PETALING JAYA: SapuraKencana Petroleum Bhd’s net profit rose 8.61% to RM445.8mil for the second quarter to July 31 on the back of higher contributions from its offshore construction and subsea services (OCSS) division combined with contributions from Sapura Kencana Energy Inc (SKEI).
On Feb 11, SapuraKencana completed the US$896mil (RM3bil) acquisition of SKEI, formerly known as Newfield Malaysia Holding Inc.
Meanwhile, its revenue increased 8.21% to RM2.69bil. The marginal increase was due to lower contributions from the fabrication, hook-up and commissioning (FHUC) division.
For the quarter, earnings per share increased to 7.44 sen from 6.85 sen.
Figures for the first half were more impressive, with net profit jumping a whopping 89.48% to RM955.22mil on the back of a 24.93% increase in revenue to RM5.14bil. Earnings per share increased to 15.94 sen from 9.17 sen.
Looking at SapuraKencana’s numbers for the second quarter, OCSS and drilling and energy services (DES) contributed RM1.08bil and RM1.18bil, respectively, to revenue, while FHUC delivered RM496.9mil.
Operating profit-wise, the DES segment was the most profitable, delivering RM303.68mil, while the OCSS segment accounted for RM209.97mil. The FHUC segment recorded operating profit of RM72.8mil.
As of the period, SapuraKencana had long-term borrowings of RM13.96bil and short-term borrowings of RM1.29bil.
In a statement, SapuraKencana president and group chief executive officer Tan Sri Shahril Shamsuddin said that SapuraKencana’s cash balance had increased from RM1.4bil to RM1.6bil in the last six months, with all divisions generating positive cashflows for the group.
“We are comfortable with the fact that the group’s investments continue to deliver strong earnings before interest, depreciation, taxation and amortisation to service our debt and planned reduction of current gearing levels,” said Shahril.
He added that the drilling division continued to be a strong contributor to group profit and cashflow, due to high utilisation rates of its tender and semi-tender rigs backed by long-term contracts.
“The OCSS division clocked a key milestone in our international operations, by starting in Brazil ahead of schedule. The first of our six pipe-laying support vessels commenced operations for Petrobras in June 2014.
“Jointly, the OCSS and FHUC divisions have in recent months secured various major engineering, procurement, construction, installation and hook-up/commissioning contract wins within the region, with a total value of RM1.5bil,” said Shahril.
He added that looking forward to 2015, SKEI would drill another five wells in SK408.

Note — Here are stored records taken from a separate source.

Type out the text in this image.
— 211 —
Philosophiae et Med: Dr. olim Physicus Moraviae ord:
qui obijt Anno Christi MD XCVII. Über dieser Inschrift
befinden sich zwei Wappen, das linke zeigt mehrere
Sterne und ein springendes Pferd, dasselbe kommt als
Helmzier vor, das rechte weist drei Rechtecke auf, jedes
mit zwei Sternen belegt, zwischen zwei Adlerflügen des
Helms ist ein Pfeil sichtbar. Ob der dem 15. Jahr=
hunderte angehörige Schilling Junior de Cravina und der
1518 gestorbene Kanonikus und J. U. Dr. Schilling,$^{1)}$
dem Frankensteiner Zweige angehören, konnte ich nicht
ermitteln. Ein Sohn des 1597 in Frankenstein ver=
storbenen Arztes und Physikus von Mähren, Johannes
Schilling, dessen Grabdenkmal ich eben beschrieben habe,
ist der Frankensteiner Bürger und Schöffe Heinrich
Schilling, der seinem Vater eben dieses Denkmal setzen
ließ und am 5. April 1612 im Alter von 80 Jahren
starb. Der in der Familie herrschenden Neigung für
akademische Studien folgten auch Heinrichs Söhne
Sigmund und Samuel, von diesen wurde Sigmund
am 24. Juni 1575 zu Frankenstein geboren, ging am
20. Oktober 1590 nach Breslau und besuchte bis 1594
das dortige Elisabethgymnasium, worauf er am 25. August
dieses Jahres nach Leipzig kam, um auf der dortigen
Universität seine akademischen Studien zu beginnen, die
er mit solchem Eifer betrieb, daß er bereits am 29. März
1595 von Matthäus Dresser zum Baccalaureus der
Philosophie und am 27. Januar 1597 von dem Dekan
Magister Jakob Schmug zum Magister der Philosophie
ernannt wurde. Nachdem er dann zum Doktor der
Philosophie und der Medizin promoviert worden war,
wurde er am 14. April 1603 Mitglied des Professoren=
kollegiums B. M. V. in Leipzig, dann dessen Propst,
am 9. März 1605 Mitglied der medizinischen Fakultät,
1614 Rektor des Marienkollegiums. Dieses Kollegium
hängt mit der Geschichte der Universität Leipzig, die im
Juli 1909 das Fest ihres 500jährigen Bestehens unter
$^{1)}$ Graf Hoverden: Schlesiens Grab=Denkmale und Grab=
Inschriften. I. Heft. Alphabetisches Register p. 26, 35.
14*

Early this month, SKEI discovered gas at Bakong-1, the fifth and final well in its 2014 drilling campaign within the SK408 production-sharing contract area offshore Sarawak.
The newest finding brings the total gas discovered to more than three trillion standard cu ft of gas in-place.
“The group maintains a healthy order-book, which stands at RM27bil, and is optimistic of its ability to capture further growth opportunities in key growth regions. The producing upstream assets will continue to positively contribute to the group’s results,” he said.